In the case of an individual, the inspector may require:
- the person's full name
- whether, in relation to a place of work, the person is 1 or more of
the following:
- an employer
- an employee
- a self-employed person
- a principal
- a contractor
- a subcontractor
- a person who controls a place of work
- the person's date of birth
- the person's residential address and if different, postal address.
In the case of a body corporate, the inspector may require:
- the body corporate's legal name
- whether the body corporate is one or more of the following:
- an employer
- a principal
- a contractor
- a subcontractor
- a person who controls the place of work
- the postal address of the body corporate.
The person is required to provide this information (section 56D).
Setting the infringement fee
There are two categories of infringement fee:
- Failure to systematically identify hazards in terms of section 7(1) of the Act (fee between $800-$4,000, in multiples of $100).
- All other infringement offences (fee between $100-$3,000, in multiples of $100).
The issuing inspector must use his or her discretion to determine the fee. In doing so, the inspector will take into account:
- Whether or not harm resulted from the offence;
- If harm resulted, the extent of the harm;
- What potential harm could have resulted from the offence;
- The size of the business if an employer, principal or contractor;
- The financial circumstances of the person; and
- The safety record of the person.
For a breach of section 7(1) of the Act, the issuing inspector need only consider the last three points.
After a person has been issued with an infringement notice
If the infringement fee is paid within 28 days of being served with an infringement notice, no further action will be taken for that offence.
Alternatively, the person receiving the notice may:
- Raise with the issuing inspector any matter relating to the circumstances of the alleged offence for consideration; or
- Deny liability for the offence and request a court hearing; or
- Admit liability for the offence, but wish to have a court consider written submissions as to the penalty or otherwise.
If the defendant does not pay the fee within 28 days, and does not request a court hearing or make submissions to the court, they will be served with a reminder notice.
After a further 28 days, reminder notices unpaid or unappealed may be filed in court and an order made for payment (with costs).
A summary of rights is printed on the back of infringement notices or reminder notices.
[For more information, refer to fact sheet, Infringement notices.]
6.6 Relationship with accident insurance and compensation agencies
Funding the administration of the Act
Section 59 provides for a levy to be collected from employers, or other earners who are not employees, to fund the administration and enforcement of the Act.
The levy is collected with other levies or premiums payable collected by the Inland Revenue Department for accident insurance and/or compensation. The rate is fixed by regulation, and is currently set at 5c per $100 of payroll.
When Inland Revenue collect the levy, there is no requirement for separate accounting to payers - it is included in accident compensation premiums without separate reference.
Information sharing provisions
Accident compensation legislation requires OSH - as the agency that administers the HSE Act - to be provided with information that relates to claims for work-related personal injury.

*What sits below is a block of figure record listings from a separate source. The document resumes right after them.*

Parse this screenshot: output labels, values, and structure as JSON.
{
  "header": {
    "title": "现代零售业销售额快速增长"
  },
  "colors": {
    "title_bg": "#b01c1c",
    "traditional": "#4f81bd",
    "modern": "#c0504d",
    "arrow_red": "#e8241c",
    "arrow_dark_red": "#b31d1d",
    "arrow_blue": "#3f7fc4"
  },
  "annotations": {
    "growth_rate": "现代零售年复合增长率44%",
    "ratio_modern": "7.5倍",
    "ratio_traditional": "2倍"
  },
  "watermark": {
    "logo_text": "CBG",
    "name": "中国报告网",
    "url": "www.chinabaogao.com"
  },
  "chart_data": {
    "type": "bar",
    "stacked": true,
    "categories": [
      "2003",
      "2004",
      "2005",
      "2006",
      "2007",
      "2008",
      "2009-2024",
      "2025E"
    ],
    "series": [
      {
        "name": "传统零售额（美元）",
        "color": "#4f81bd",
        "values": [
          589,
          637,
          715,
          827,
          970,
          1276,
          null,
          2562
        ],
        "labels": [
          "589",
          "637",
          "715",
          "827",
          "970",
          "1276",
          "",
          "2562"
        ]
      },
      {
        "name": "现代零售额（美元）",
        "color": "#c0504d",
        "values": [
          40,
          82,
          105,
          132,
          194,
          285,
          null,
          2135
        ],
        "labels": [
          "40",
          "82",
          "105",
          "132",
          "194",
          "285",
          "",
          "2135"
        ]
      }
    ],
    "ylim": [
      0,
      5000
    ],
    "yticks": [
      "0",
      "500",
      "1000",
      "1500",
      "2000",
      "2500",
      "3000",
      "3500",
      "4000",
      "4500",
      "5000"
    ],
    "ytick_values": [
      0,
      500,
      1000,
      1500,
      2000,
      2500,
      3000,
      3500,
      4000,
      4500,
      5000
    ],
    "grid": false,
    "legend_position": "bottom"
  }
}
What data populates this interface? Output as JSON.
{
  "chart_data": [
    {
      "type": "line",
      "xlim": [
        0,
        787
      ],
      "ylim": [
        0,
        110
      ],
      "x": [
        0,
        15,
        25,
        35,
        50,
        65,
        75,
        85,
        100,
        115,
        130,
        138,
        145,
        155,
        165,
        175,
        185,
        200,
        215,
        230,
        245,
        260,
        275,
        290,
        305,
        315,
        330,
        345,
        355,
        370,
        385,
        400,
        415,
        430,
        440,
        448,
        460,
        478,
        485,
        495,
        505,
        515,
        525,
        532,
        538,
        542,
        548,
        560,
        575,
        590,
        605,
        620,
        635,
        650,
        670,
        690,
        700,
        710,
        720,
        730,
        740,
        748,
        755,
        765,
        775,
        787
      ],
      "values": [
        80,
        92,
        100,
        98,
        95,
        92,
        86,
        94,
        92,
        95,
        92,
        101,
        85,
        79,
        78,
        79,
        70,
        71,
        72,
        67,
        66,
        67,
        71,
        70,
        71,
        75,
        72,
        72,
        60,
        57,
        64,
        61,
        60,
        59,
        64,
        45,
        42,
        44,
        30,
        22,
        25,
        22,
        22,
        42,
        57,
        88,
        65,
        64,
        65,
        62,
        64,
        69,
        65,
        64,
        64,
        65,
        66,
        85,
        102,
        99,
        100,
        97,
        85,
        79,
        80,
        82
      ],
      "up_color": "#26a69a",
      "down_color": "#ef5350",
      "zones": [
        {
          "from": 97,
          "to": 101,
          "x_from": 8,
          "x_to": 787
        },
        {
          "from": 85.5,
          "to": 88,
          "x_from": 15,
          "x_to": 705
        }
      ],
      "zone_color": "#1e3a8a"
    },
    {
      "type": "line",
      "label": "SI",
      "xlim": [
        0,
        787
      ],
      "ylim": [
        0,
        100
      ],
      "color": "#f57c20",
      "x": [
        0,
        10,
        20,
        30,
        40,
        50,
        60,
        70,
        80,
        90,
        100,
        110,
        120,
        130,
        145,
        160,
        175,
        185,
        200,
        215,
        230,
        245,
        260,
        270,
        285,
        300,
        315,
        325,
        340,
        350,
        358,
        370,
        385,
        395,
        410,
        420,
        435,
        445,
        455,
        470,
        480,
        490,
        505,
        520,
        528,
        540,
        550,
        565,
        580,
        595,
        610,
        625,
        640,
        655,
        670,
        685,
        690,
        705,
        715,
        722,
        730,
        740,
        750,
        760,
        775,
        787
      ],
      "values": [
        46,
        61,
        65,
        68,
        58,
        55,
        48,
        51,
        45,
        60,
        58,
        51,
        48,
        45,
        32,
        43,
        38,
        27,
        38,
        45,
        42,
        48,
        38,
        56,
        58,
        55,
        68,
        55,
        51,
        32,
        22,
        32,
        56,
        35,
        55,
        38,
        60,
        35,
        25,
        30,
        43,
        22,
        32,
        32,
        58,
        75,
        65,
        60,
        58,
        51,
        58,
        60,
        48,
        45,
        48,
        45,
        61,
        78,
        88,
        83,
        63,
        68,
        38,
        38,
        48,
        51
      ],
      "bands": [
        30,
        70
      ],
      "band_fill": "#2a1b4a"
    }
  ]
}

OSH may, in turn, use the information only for the following purposes:
- Developing a body of statistical data relating to work-related personal injury;
- Determining trends in the incidence of such injury;
- Developing and implementing programmes relating to the prevention of such injury; and
- Reviewing the effectiveness of the Health and Safety in Employment Act and its administration.
Information on injuries is also passed to the Department of Statistics' Injury Information Manager for the maintenance of a national database on workplace injury and illness.